Semantic Models

In section 13.8 of Structural Stability and Morphogenesis, René Thom proposes the following definitions and their implications.

Every object, or physical form, can be represented as an attractor of a dynamical system on a space of internal variables.

Such an object is stable, and so can be recognized, only when the corresponding attractor is structurally stable.

All creation or destruction of forms, or morphogenesis, can be described by the disappearance of the attractors representing the initial forms, and their replacement (by capture) by the attractors representing the final forms. This process, called catastrophe, can be described on a space of external variables.

Every structurally stable morphological process is described by a structurally stable catastrophe, or a system of structurally stable catastrophes, on the space of external variables.

Every natural process decomposes into structurally stable islands, the chreods. The set of chreods and the multidimensional syntax controlling their positions constitute the semantic model.

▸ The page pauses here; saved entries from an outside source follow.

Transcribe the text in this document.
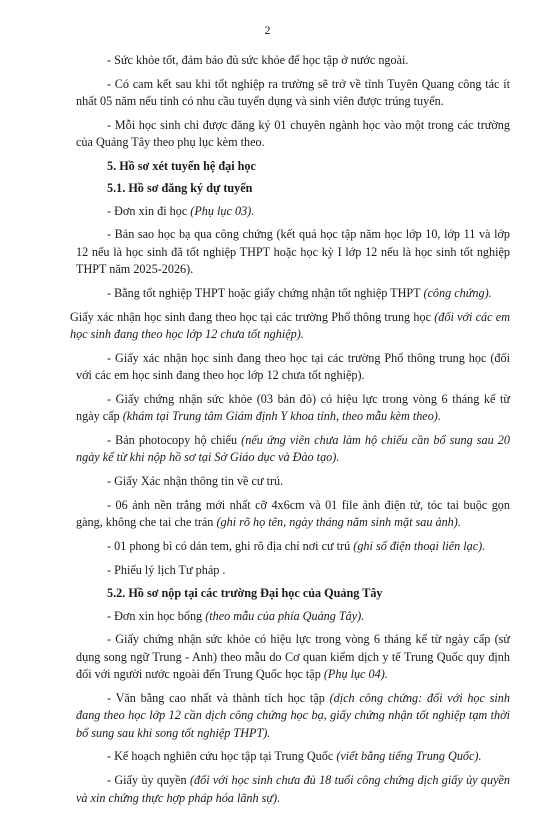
2

- Sức khỏe tốt, đảm bảo đủ sức khỏe để học tập ở nước ngoài.

- Có cam kết sau khi tốt nghiệp ra trường sẽ trở về tỉnh Tuyên Quang công tác ít nhất 05 năm nếu tỉnh có nhu cầu tuyển dụng và sinh viên được trúng tuyển.

- Mỗi học sinh chỉ được đăng ký 01 chuyên ngành học vào một trong các trường của Quảng Tây theo phụ lục kèm theo.

5. Hồ sơ xét tuyển hệ đại học

5.1. Hồ sơ đăng ký dự tuyển

- Đơn xin đi học (Phụ lục 03).

- Bản sao học bạ qua công chứng (kết quả học tập năm học lớp 10, lớp 11 và lớp 12 nếu là học sinh đã tốt nghiệp THPT hoặc học kỳ I lớp 12 nếu là học sinh tốt nghiệp THPT năm 2025-2026).

- Bằng tốt nghiệp THPT hoặc giấy chứng nhận tốt nghiệp THPT (công chứng).

Giấy xác nhận học sinh đang theo học tại các trường Phổ thông trung học (đối với các em học sinh đang theo học lớp 12 chưa tốt nghiệp).

- Giấy xác nhận học sinh đang theo học tại các trường Phổ thông trung học (đối với các em học sinh đang theo học lớp 12 chưa tốt nghiệp).

- Giấy chứng nhận sức khỏe (03 bản đỏ) có hiệu lực trong vòng 6 tháng kể từ ngày cấp (khám tại Trung tâm Giám định Y khoa tỉnh, theo mẫu kèm theo).

- Bản photocopy hộ chiếu (nếu ứng viên chưa làm hộ chiếu cần bổ sung sau 20 ngày kể từ khi nộp hồ sơ tại Sở Giáo dục và Đào tạo).

- Giấy Xác nhận thông tin về cư trú.

- 06 ảnh nền trắng mới nhất cỡ 4x6cm và 01 file ảnh điện tử, tóc tai buộc gọn gàng, không che tai che trán (ghi rõ họ tên, ngày tháng năm sinh mặt sau ảnh).

- 01 phong bì có dán tem, ghi rõ địa chỉ nơi cư trú (ghi số điện thoại liên lạc).

- Phiếu lý lịch Tư pháp .

5.2. Hồ sơ nộp tại các trường Đại học của Quảng Tây

- Đơn xin học bổng (theo mẫu của phía Quảng Tây).

- Giấy chứng nhận sức khỏe có hiệu lực trong vòng 6 tháng kể từ ngày cấp (sử dụng song ngữ Trung - Anh) theo mẫu do Cơ quan kiểm dịch y tế Trung Quốc quy định đối với người nước ngoài đến Trung Quốc học tập (Phụ lục 04).

- Văn bằng cao nhất và thành tích học tập (dịch công chứng: đối với học sinh đang theo học lớp 12 cần dịch công chứng học bạ, giấy chứng nhận tốt nghiệp tạm thời bổ sung sau khi song tốt nghiệp THPT).

- Kế hoạch nghiên cứu học tập tại Trung Quốc (viết bằng tiếng Trung Quốc).

- Giấy ủy quyền (đối với học sinh chưa đủ 18 tuổi công chứng dịch giấy ủy quyền và xin chứng thực hợp pháp hóa lãnh sự).
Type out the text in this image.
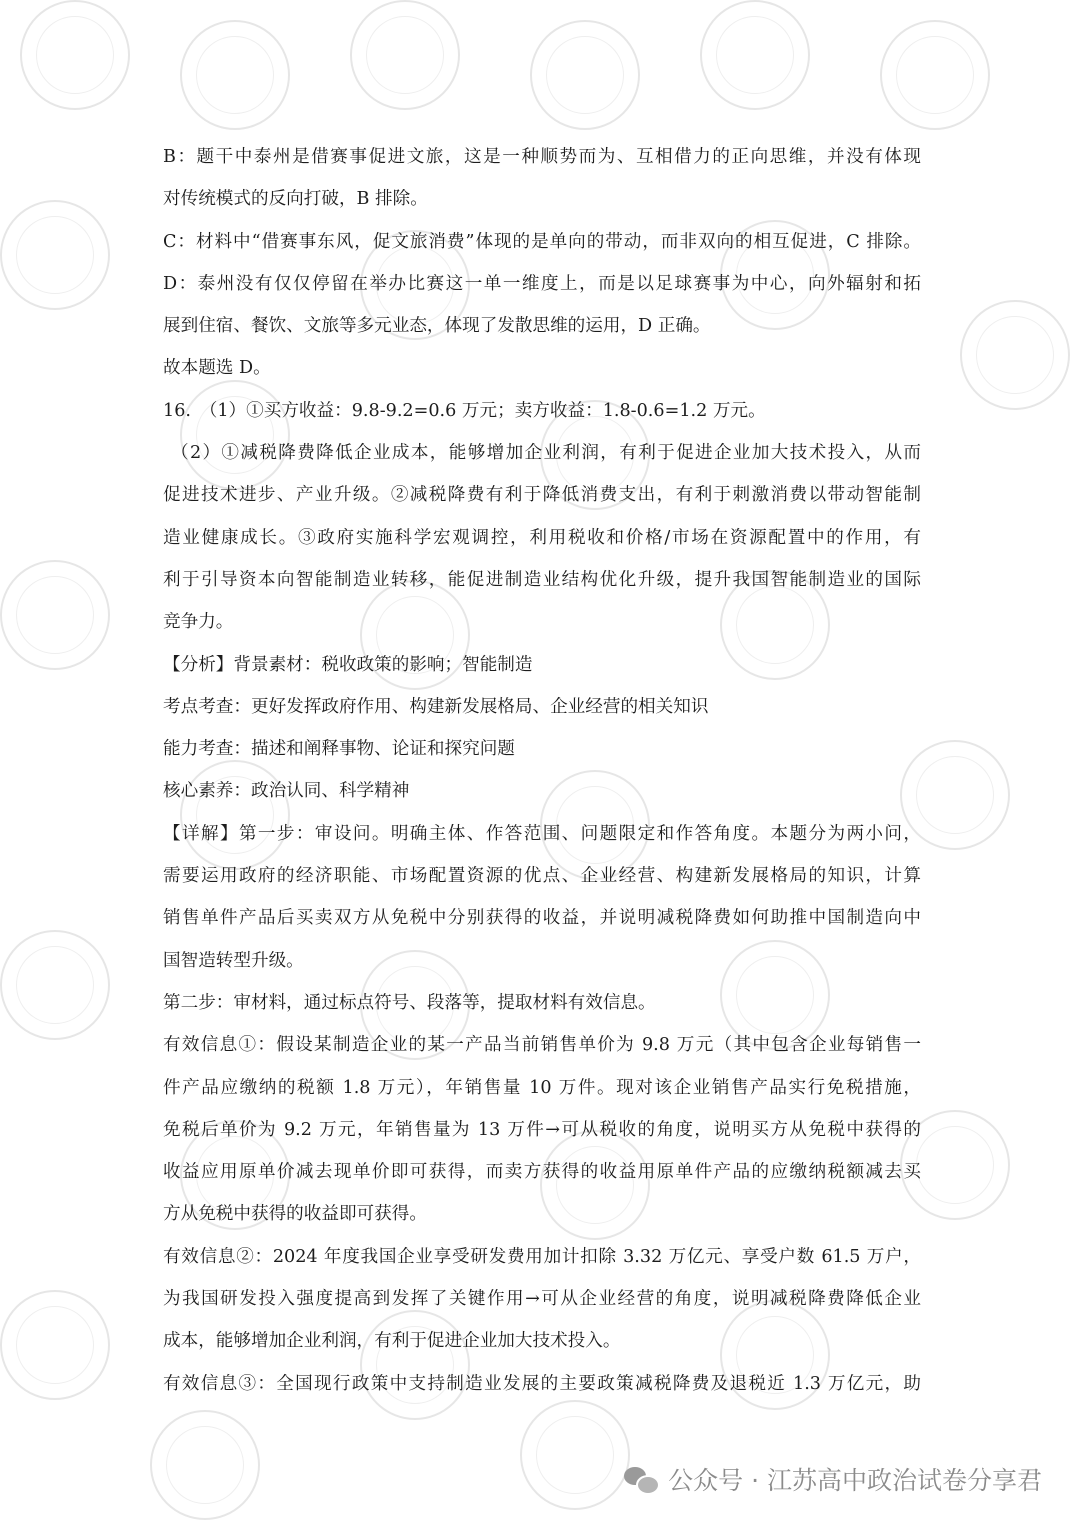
B：题干中泰州是借赛事促进文旅，这是一种顺势而为、互相借力的正向思维，并没有体现

对传统模式的反向打破，B 排除。

C：材料中“借赛事东风，促文旅消费”体现的是单向的带动，而非双向的相互促进，C 排除。

D：泰州没有仅仅停留在举办比赛这一单一维度上，而是以足球赛事为中心，向外辐射和拓

展到住宿、餐饮、文旅等多元业态，体现了发散思维的运用，D 正确。

故本题选 D。

16.　（1）①买方收益：9.8-9.2=0.6 万元；卖方收益：1.8-0.6=1.2 万元。

（2）①减税降费降低企业成本，能够增加企业利润，有利于促进企业加大技术投入，从而

促进技术进步、产业升级。②减税降费有利于降低消费支出，有利于刺激消费以带动智能制

造业健康成长。③政府实施科学宏观调控，利用税收和价格/市场在资源配置中的作用，有

利于引导资本向智能制造业转移，能促进制造业结构优化升级，提升我国智能制造业的国际

竞争力。

【分析】背景素材：税收政策的影响；智能制造

考点考查：更好发挥政府作用、构建新发展格局、企业经营的相关知识

能力考查：描述和阐释事物、论证和探究问题

核心素养：政治认同、科学精神

【详解】第一步：审设问。明确主体、作答范围、问题限定和作答角度。本题分为两小问，

需要运用政府的经济职能、市场配置资源的优点、企业经营、构建新发展格局的知识，计算

销售单件产品后买卖双方从免税中分别获得的收益，并说明减税降费如何助推中国制造向中

国智造转型升级。

第二步：审材料，通过标点符号、段落等，提取材料有效信息。

有效信息①：假设某制造企业的某一产品当前销售单价为 9.8 万元（其中包含企业每销售一

件产品应缴纳的税额 1.8 万元），年销售量 10 万件。现对该企业销售产品实行免税措施，

免税后单价为 9.2 万元，年销售量为 13 万件→可从税收的角度，说明买方从免税中获得的

收益应用原单价减去现单价即可获得，而卖方获得的收益用原单件产品的应缴纳税额减去买

方从免税中获得的收益即可获得。

有效信息②：2024 年度我国企业享受研发费用加计扣除 3.32 万亿元、享受户数 61.5 万户，

为我国研发投入强度提高到发挥了关键作用→可从企业经营的角度，说明减税降费降低企业

成本，能够增加企业利润，有利于促进企业加大技术投入。

有效信息③：全国现行政策中支持制造业发展的主要政策减税降费及退税近 1.3 万亿元，助

公众号 · 江苏高中政治试卷分享君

When the chreod is considered as a word of this multidimensional language, the meaning (signification) of this word is precisely that of the global topology of the associated attractor (or attractors) and of the catastrophes that it (or they) undergo. In particular, the signification of a given attractor is defined by the geometry of its domain of existence on the space of external variables and the topology of the regulation catastrophes bounding that domain.

One result of this is that the signification of a form (chreod) manifests itself only by the catastrophes that create or destroy it. This gives the axiom dear to the formal linguists: that the meaning of a word is nothing more than the use of the word; this is also the axiom of the "bootstrap" physicists, according to whom a particle is completely defined by the set of interactions in which it participates.”